A structured settlement can be a very welcome resolution when a case, such as a personal injury case, is on the verge of being taken to court. Especially if you are the plaintiff. However, in some cases, it will not be financially suitable for the claimant and they make have to consider selling their structured settlement.
Today we look at how structured settlements work, the possible ways to obtain a structured settlement, what to do if you want to sell a structured settlement and a few other things to watch out for in the process.
What is a structured settlement?
A structured settlement is a financial arrangement whereby a claimant agrees to resolve a personal injury claim by receiving periodic payments on an agreed schedule rather than as a lump sum. This is effectively an annuity which is paid for your claim rather than an upfront lump sum amount.
A structured settlement can be implemented to reduce legal and other costs by avoiding trial, but determining the worth of the settlement will take some calculations regarding likelihood of receiving full settlement if taken to court, future earn rates, future inflation rates, etc.
Structured settlements have become common in many countries including Australia, Canada, the United States and here in the United Kingdom.
Who would a structured settlement be useful for?
If you find yourself offered such a settlement, structured in a way that it’ll be paid out over months and years, some people will count themselves lucky. On the plus side, you won’t have to worry about a court case stretching out indefinitely. You may find yourself able to return to work sooner than expected, or even find yourself with more income than you ever had before! This is the best case scenario.
Therefore, each person’s situation is unique and you should take the time to consider the pros and cons in your situation and talk to an experienced lawyer before making the final decision.
For some unfortunate souls, the court and resolution process may go ahead, but not go so smoothly and the claimant may have no other choice to accept a structured settlement, even if this is not the right choice for them. Maybe the individual were injured and unable to work, which caused them to bring about the lawsuit in the first place. Maybe they are disabled as a result of the injury in question, unable to return to work and saddled with extreme medical bills!
For such individuals, a structured settlement payment, divvied out a little at a time, may not be what the individual requires financially and in certain cases, it may be the right financial decision to consider selling your structured settlement, to receive a lump sum today.
Should you sell your structured settlement?
If you have received a structured settlement, and you have calculated that a lump sum payout will be beneficial for you in the long-run (maybe you have high-interest, short-term debt to settle), companies, like iSettlements, will buy your structured settlement, and other financial products like annuities and even lottery winnings.

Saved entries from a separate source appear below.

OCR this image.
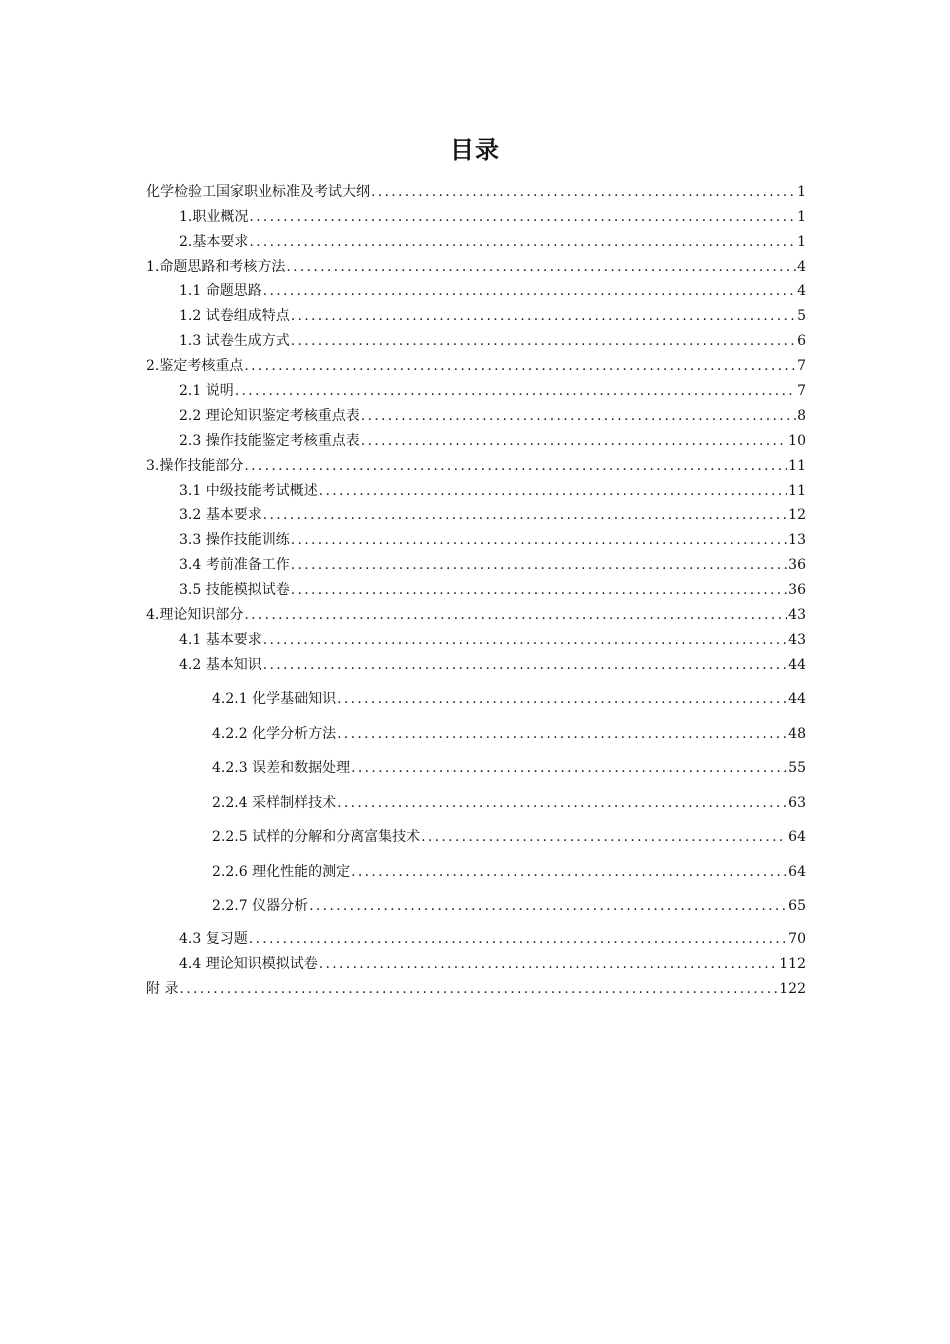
目录
化学检验工国家职业标准及考试大纲 .....	1
1.职业概况 .....	1
2.基本要求 .....	1
1.命题思路和考核方法 .....	4
1.1 命题思路 .....	4
1.2 试卷组成特点 .....	5
1.3 试卷生成方式 .....	6
2.鉴定考核重点 .....	7
2.1 说明 .....	7
2.2 理论知识鉴定考核重点表 .....	8
2.3 操作技能鉴定考核重点表 .....	10
3.操作技能部分 .....	11
3.1 中级技能考试概述 .....	11
3.2 基本要求 .....	12
3.3 操作技能训练 .....	13
3.4 考前准备工作 .....	36
3.5 技能模拟试卷 .....	36
4.理论知识部分 .....	43
4.1 基本要求 .....	43
4.2 基本知识 .....	44
4.2.1 化学基础知识 .....	44
4.2.2 化学分析方法 .....	48
4.2.3 误差和数据处理 .....	55
2.2.4 采样制样技术 .....	63
2.2.5 试样的分解和分离富集技术 .....	64
2.2.6 理化性能的测定 .....	64
2.2.7 仪器分析 .....	65
4.3 复习题 .....	70
4.4 理论知识模拟试卷 .....	112
附 录 .....	122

However, when selling a structured settlement, it’s vital that you shop around. All companies will only offer you a discount to the annuity value to provide you with a lump sum, but ;any will offer to buy your settlement for a lot less than it’s worth, especially if they think you are in a position of distress.
On the one hand, it’s great to have a lump sum, but you also want to make sure that you get as much of your settlement as you possibly can. When shopping for settlement buyers, get a lot of numbers up front before settling on one or the other.
Other things to consider
There is one last hoop to jump through, even if you’ve decided to sell your structured settlement and you’ve made the selection of company. You’ll have to get a state court to sign off on the sale. This may seem counter-intuitive, but this bit of legislation is in place for a good reason. Some people try to sell their settlements to buy things they don’t really need – like a cruise.

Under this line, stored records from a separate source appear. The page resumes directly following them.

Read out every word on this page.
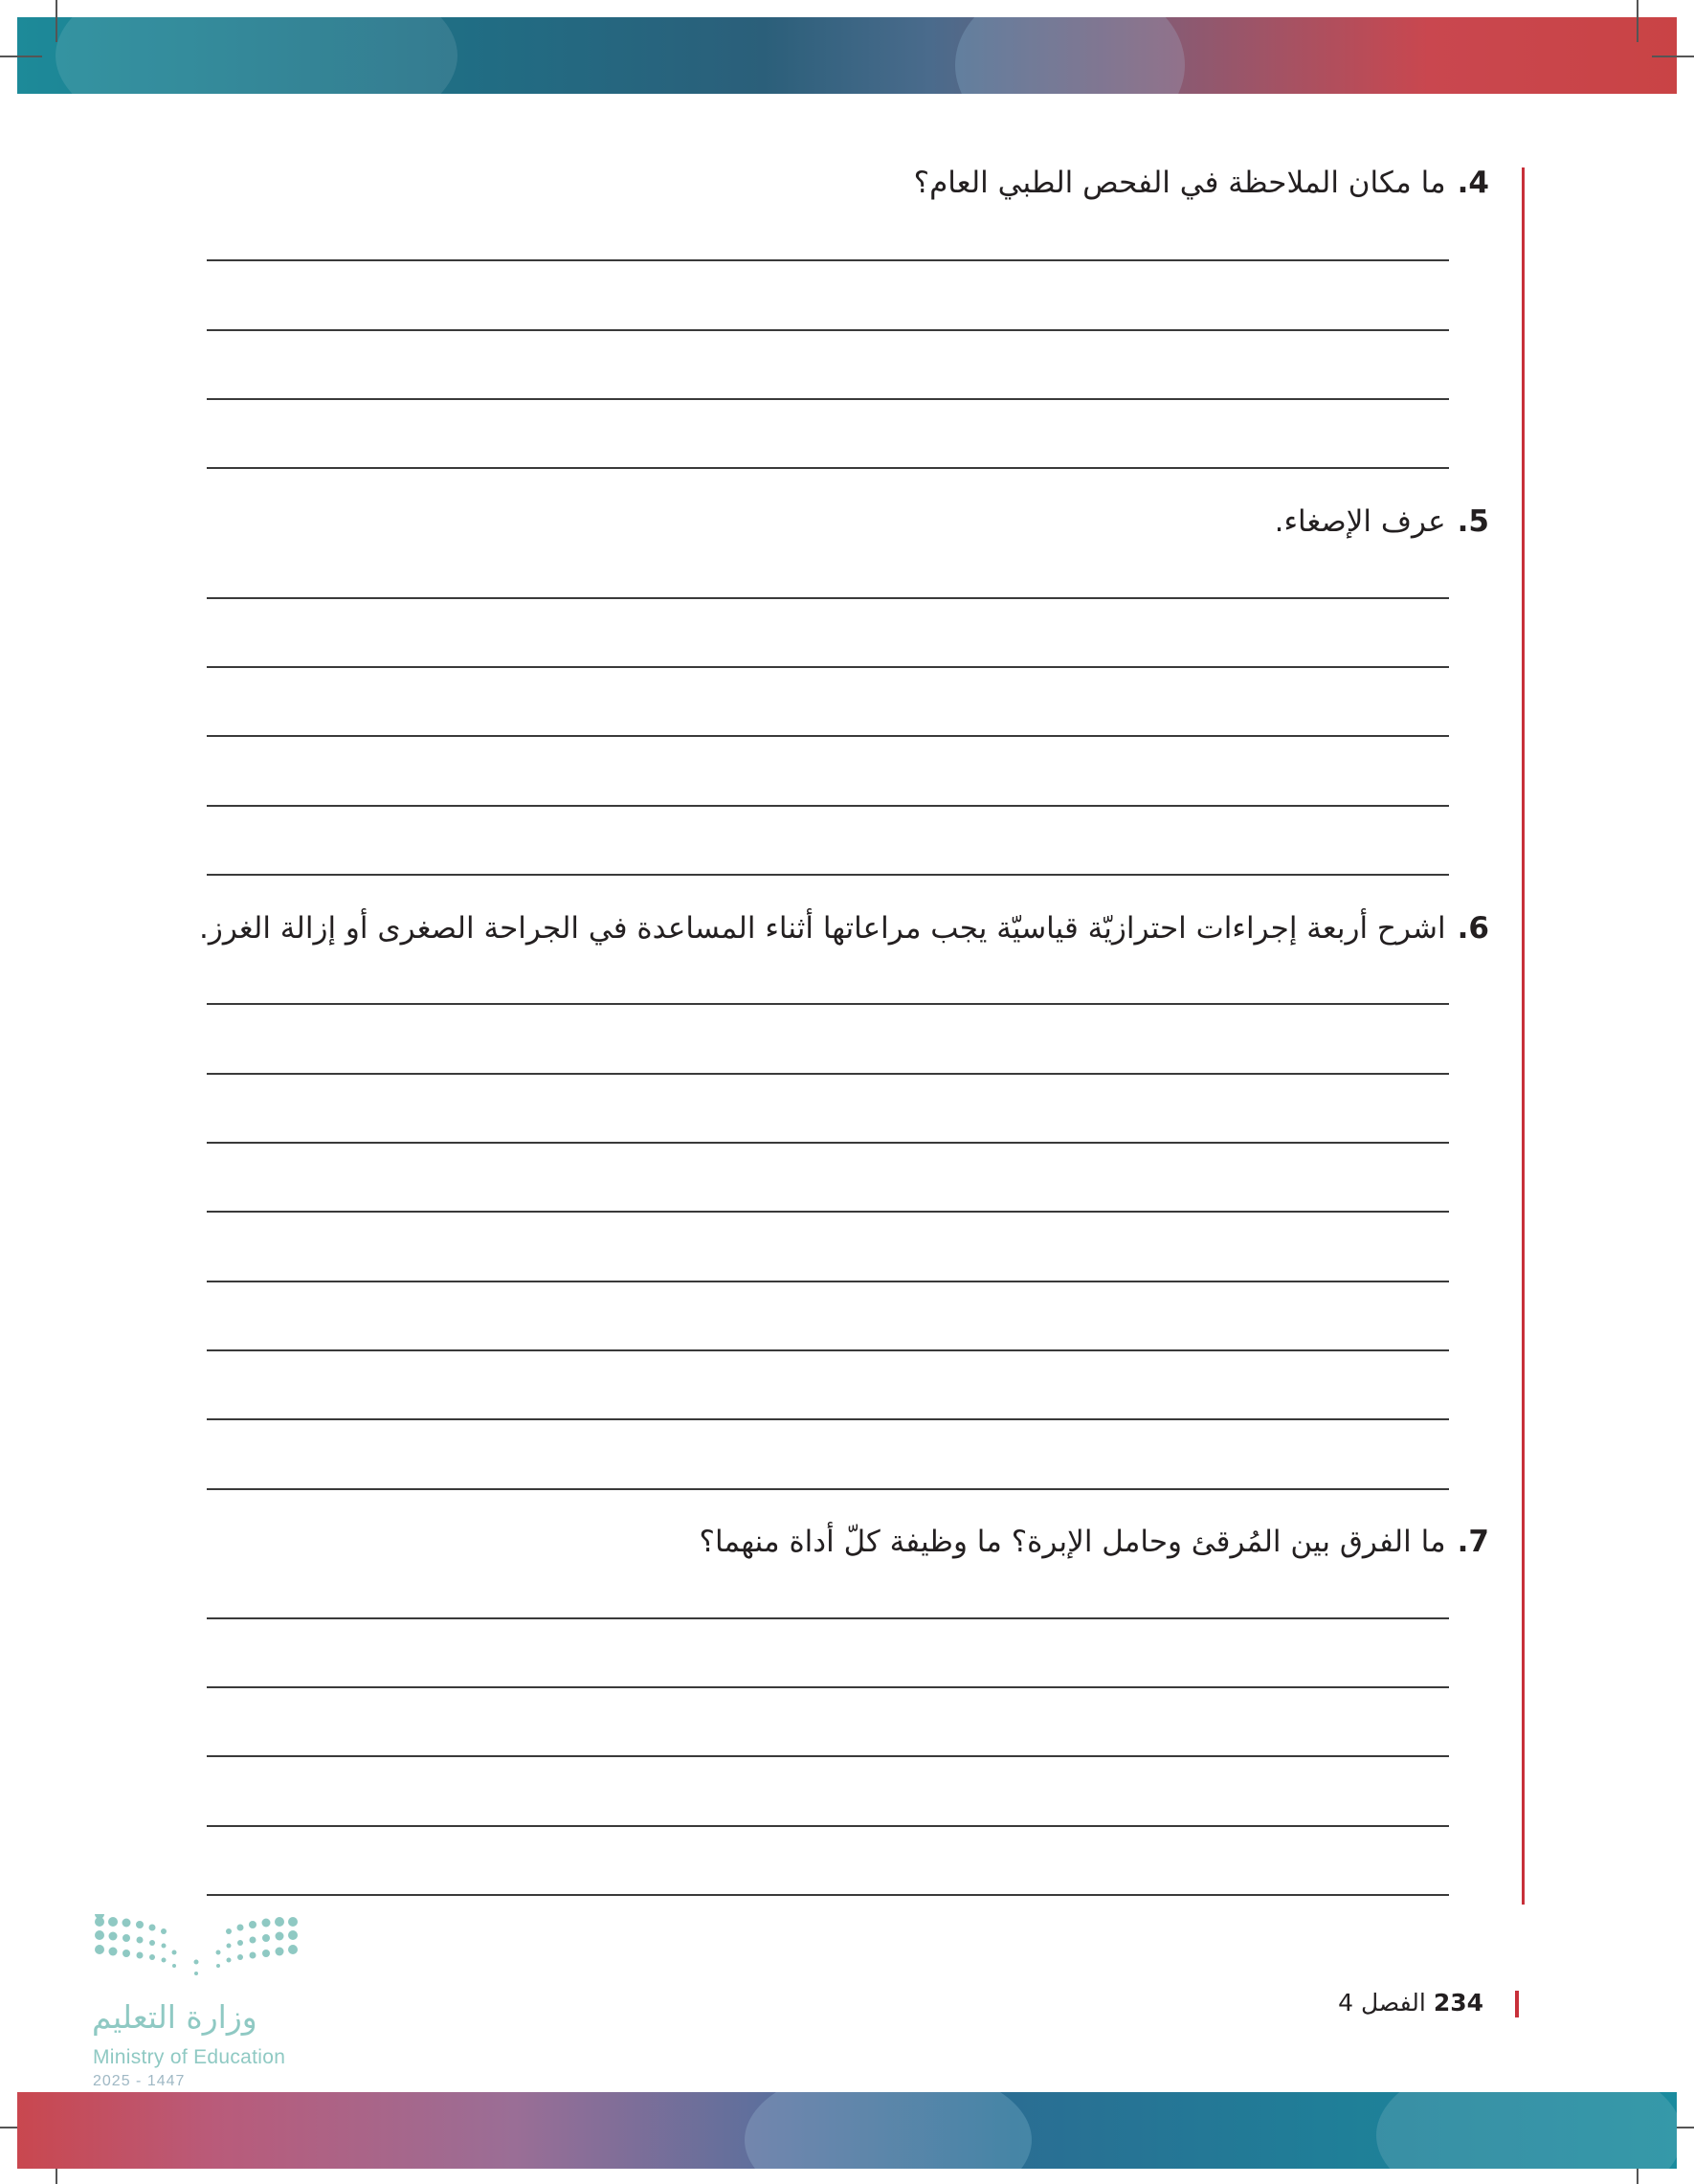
4.ما مكان الملاحظة في الفحص الطبي العام؟
5.عرف الإصغاء.
6.اشرح أربعة إجراءات احترازيّة قياسيّة يجب مراعاتها أثناء المساعدة في الجراحة الصغرى أو إزالة الغرز.
7.ما الفرق بين المُرقئ وحامل الإبرة؟ ما وظيفة كلّ أداة منهما؟
234الفصل 4
وزارة التعليم
Ministry of Education
2025 - 1447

In the judgment of the courts, purchases like these will not benefit you in any long term financial way, and are thus not permitted as justifications for the sale of a structured settlement. This is very sensible protection for the consumer, which is acutally quite refreshing! Allowed reasons include paying off a high interest debt, paying the down-payment on a home, buying a vehicle that you need to get a job, paying for additional schooling to earn more income, etc.
The reasons are more diverse than the ones listed, but the motivations behind them are all similar. They need to be a decision which helps you financially in the long-term.
Initially in a personal injury case, it may or may not be your decision to take a structured settlement. If you have the decision, then you need to consider carefully the financial “net present value” of the offer and whether the discount to the potential lump-sum is worth suffering in your particular case.
If your only option is to take a structured settlement, but regular payments in annuity do not match your needs, then it’s up to you if you want to sell your structured settlement. For a lot of people, the option of a lump sum payment is the right one financially, even if it does mean giving up some value in the NPV of the annuity vs the settlement amount today.
Just remember, if you are in the boat where you are considering selling your structured settlement, do your homework!! Don’t rush into any decisions, do the maths to ensure you have considered the worth of each option, do the research to get the best price possible, make sure that you consult with an expert and always use the money for something that will improve your station in life.